Female readers – sorry, “so-called ‘biological women'” – are welcome to say whether they would feel safer in toilets and changing rooms with or without the presence of weird, cross-dressing men who feel entitled to violate normal boundaries. And whether the overlap of cross-dressing and unsavoury phenomena is a thing one might wish to bear in mind.

Unsurprisingly, the piece includes many questions of a somewhat disingenuous nature. Among which,

Is this what we want as a society? Do these exclusions actually protect anyone?

And,

What does a woman look like? What does a man look like?

Regarding the latter, it turns out that human beings are actually quite good at determining the sex of other people, especially adults, and especially men.
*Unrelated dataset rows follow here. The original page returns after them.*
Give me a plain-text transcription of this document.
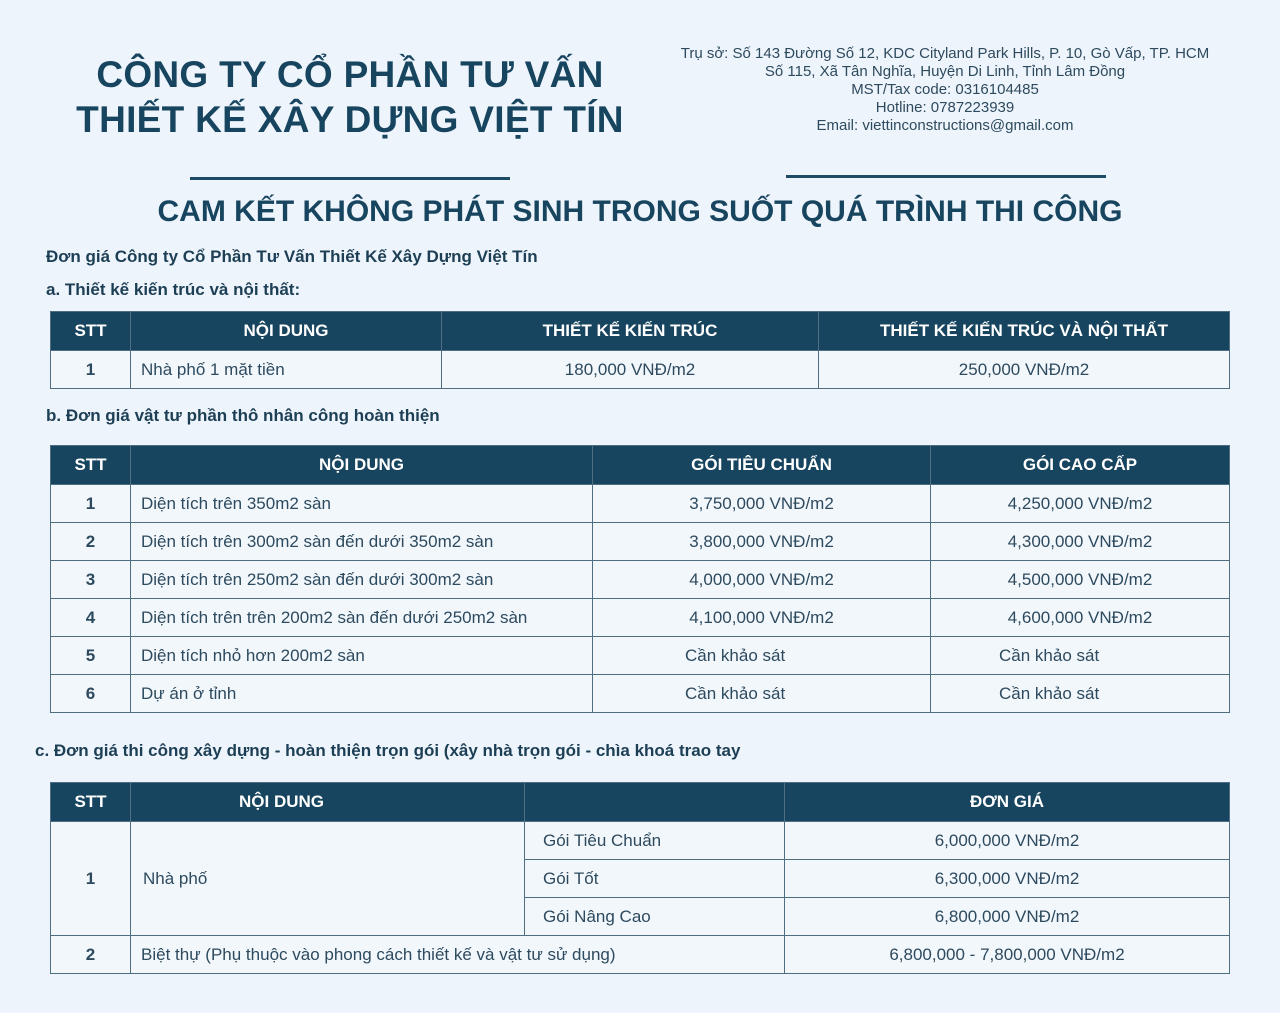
CÔNG TY CỔ PHẦN TƯ VẤN
THIẾT KẾ XÂY DỰNG VIỆT TÍN
Trụ sở: Số 143 Đường Số 12, KDC Cityland Park Hills, P. 10, Gò Vấp, TP. HCM
Số 115, Xã Tân Nghĩa, Huyện Di Linh, Tỉnh Lâm Đồng
MST/Tax code: 0316104485
Hotline: 0787223939
Email: viettinconstructions@gmail.com
CAM KẾT KHÔNG PHÁT SINH TRONG SUỐT QUÁ TRÌNH THI CÔNG
Đơn giá Công ty Cổ Phần Tư Vấn Thiết Kế Xây Dựng Việt Tín
a. Thiết kế kiến trúc và nội thất:
STT	NỘI DUNG	THIẾT KẾ KIẾN TRÚC	THIẾT KẾ KIẾN TRÚC VÀ NỘI THẤT
1	Nhà phố 1 mặt tiền	180,000 VNĐ/m2	250,000 VNĐ/m2
b. Đơn giá vật tư phần thô nhân công hoàn thiện
STT	NỘI DUNG	GÓI TIÊU CHUẨN	GÓI CAO CẤP
1	Diện tích trên 350m2 sàn	3,750,000 VNĐ/m2	4,250,000 VNĐ/m2
2	Diện tích trên 300m2 sàn đến dưới 350m2 sàn	3,800,000 VNĐ/m2	4,300,000 VNĐ/m2
3	Diện tích trên 250m2 sàn đến dưới 300m2 sàn	4,000,000 VNĐ/m2	4,500,000 VNĐ/m2
4	Diện tích trên trên 200m2 sàn đến dưới 250m2 sàn	4,100,000 VNĐ/m2	4,600,000 VNĐ/m2
5	Diện tích nhỏ hơn 200m2 sàn	Cần khảo sát	Cần khảo sát
6	Dự án ở tỉnh	Cần khảo sát	Cần khảo sát
c. Đơn giá thi công xây dựng - hoàn thiện trọn gói (xây nhà trọn gói - chìa khoá trao tay
STT	NỘI DUNG		ĐƠN GIÁ
1	Nhà phố	Gói Tiêu Chuẩn	6,000,000 VNĐ/m2
		Gói Tốt	6,300,000 VNĐ/m2
		Gói Nâng Cao	6,800,000 VNĐ/m2
2	Biệt thự (Phụ thuộc vào phong cách thiết kế và vật tư sử dụng)		6,800,000 - 7,800,000 VNĐ/m2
With studies suggesting an accuracy very close to 100%, even in restricted conditions – i.e., no visible hair, no make-up, no facial hair, ears hidden, no movement, etc.
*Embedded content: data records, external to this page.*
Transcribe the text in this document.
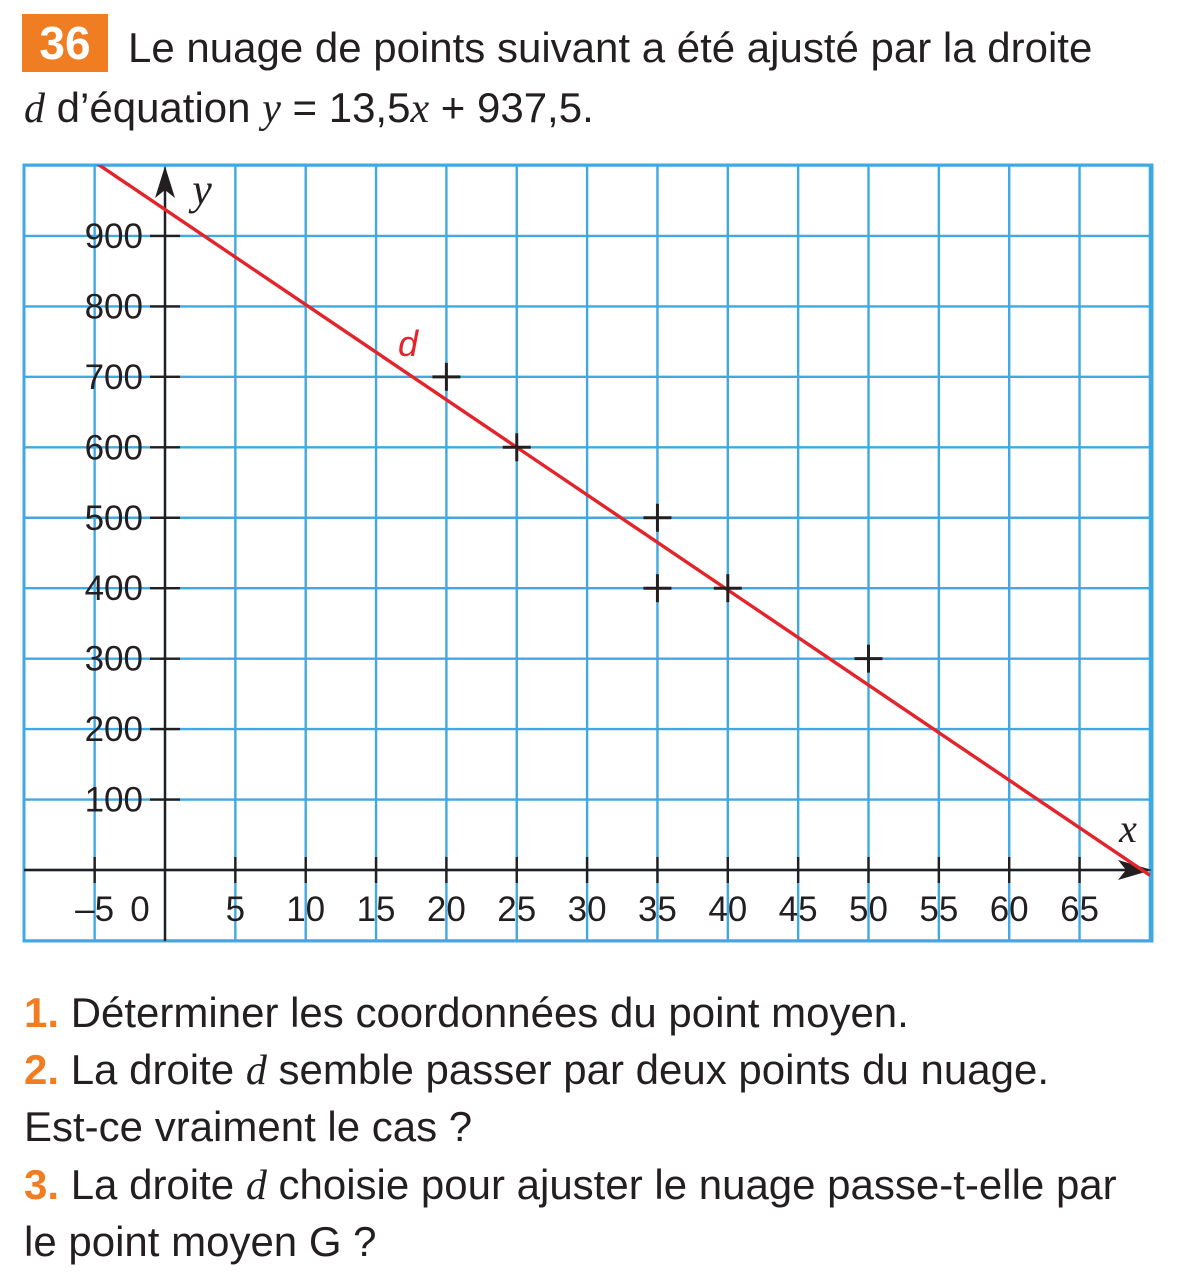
36 Le nuage de points suivant a été ajusté par la droite
d d’équation y = 13,5x + 937,5.
–5 0 5 10 15 20 25 30 35 40 45 50 55 60 65
100
200
300
400
500
600
700
800
900
x
y
d
1. Déterminer les coordonnées du point moyen.
2. La droite d semble passer par deux points du nuage.
Est-ce vraiment le cas ?
3. La droite d choisie pour ajuster le nuage passe-t-elle par
le point moyen G ?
The author of the quoted piece, Mr Sophie Molly, aka Sophie Sparkles, aka Euan Weddell, is, you’ll be shocked to hear, one of those weird, cross-dressing men. The ones that women and girls should welcome into their toilets and changing rooms. His activities include boasting of demanding needless bra fittings from lingerie department shop assistants, and sharing photos of himself wearing only a ball gag and improvised nipple-clamps.

So, hey, nothing to worry about, ladies.

At which point, readers may wish to consider some of the factors pointedly not mentioned by Mr Molly. Among which, the fact that the incidents he refers to, in which actual women have been challenged on their use of female spaces, are not only extremely rare, but have only occurred since cross-dressing men – men much like Mr Sophie Molly – have started barging into women’s spaces, heightening sensitivities. Which one might think has some bearing on the case he’s trying to make.

As commenter Ollq puts it,

The argument being that when MtFs try to normalise going into spaces where they’re not wanted, there’ll be pushback from the people who don’t want them, and that pushback unfortunately includes masculine-looking women being mistaken for MtFs and confronted.

MtFs make the issue salient by publishing pictures of themselves territory marking in women’s bathrooms, crowing that they’re in every bathroom, probably in your bathroom, and there are more of them every day. The result of this awareness raising is that square jawed or broad shouldered women, who previously would have been taken to be women who happen look a bit masculine, are now more likely to be taken for MtFs.

The demanded solution, obviously, isn’t for MtFs to stay out of where they’re not wanted, but to legally protect the right of MtFs to go where they’re not wanted and to punish those who don’t want them there.

Indeed.

Should any readers be blissfully unfamiliar with the boastful, territory-marking nature common to such boundary violations, a compendium of intrusions can be found here. Though I should add that the linked video, while strongly recommended, is rather vivid and not for the faint of heart.